Cells were treated with 10-6 M ICI 182,780 for the indicated times before evaluation of

caspase-3 enzyme activity in cell extracts by a colorimetric assay, as described in the

Methods section. Where indicated, cells were maintained in DCC medium without (C)

or with (E2) 10-9 M 17β-estradiol for 48hrs before analysis.

The data shown (±S.D.) are representative of multiple determinations carried out in

replicate.

Figure 6. Effects of MEK and c-Src inhibition on estrogen-induced stimulation

evaluated on different PR1 cells parameters: DNA synthesis rate, endogenous gene

expression, cell proliferation and prevention of cell death.
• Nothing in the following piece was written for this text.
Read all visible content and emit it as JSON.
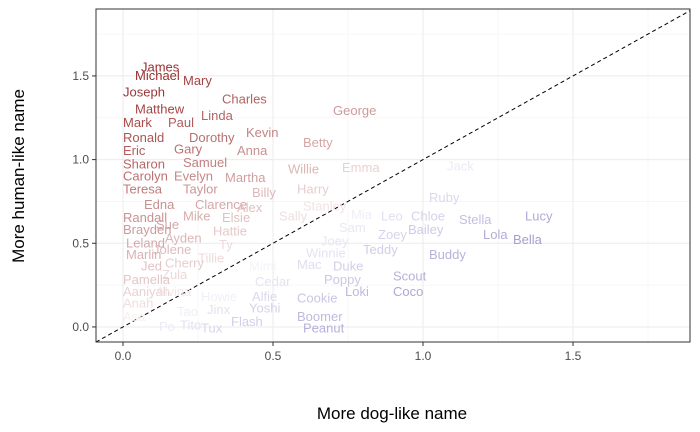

PR1 cells cultured in

estrogen-free medium (C) were treated with the indicated concentration of 17β-

estradiol (E2) in the presence of 2µM c-Src kinase inhibitor PP-1 or of 30µM MEK

inhibitor U0126 (dissolved in DMSO). A. DNA synthesis rate was assessed after 48-hrs

of treatment by pulse-labeling with radioactive thymidine. B. Prolactin (PRL) and

cyclin D3 (D3) expression in the cells were evaluated by Western blotting after

normalization for ERK protein expression in the same blot or sample. C. Extent of cell

death in the cultures evaluated by cytofluorimetric analysis. D. Growth of the cultures

assessed by cell labeling with radioactive thymidine for 24hrs or by direct cell count

(upper and lower panel, respectively).

The data shown (±S.D.) are representative of multiple replicate determinations.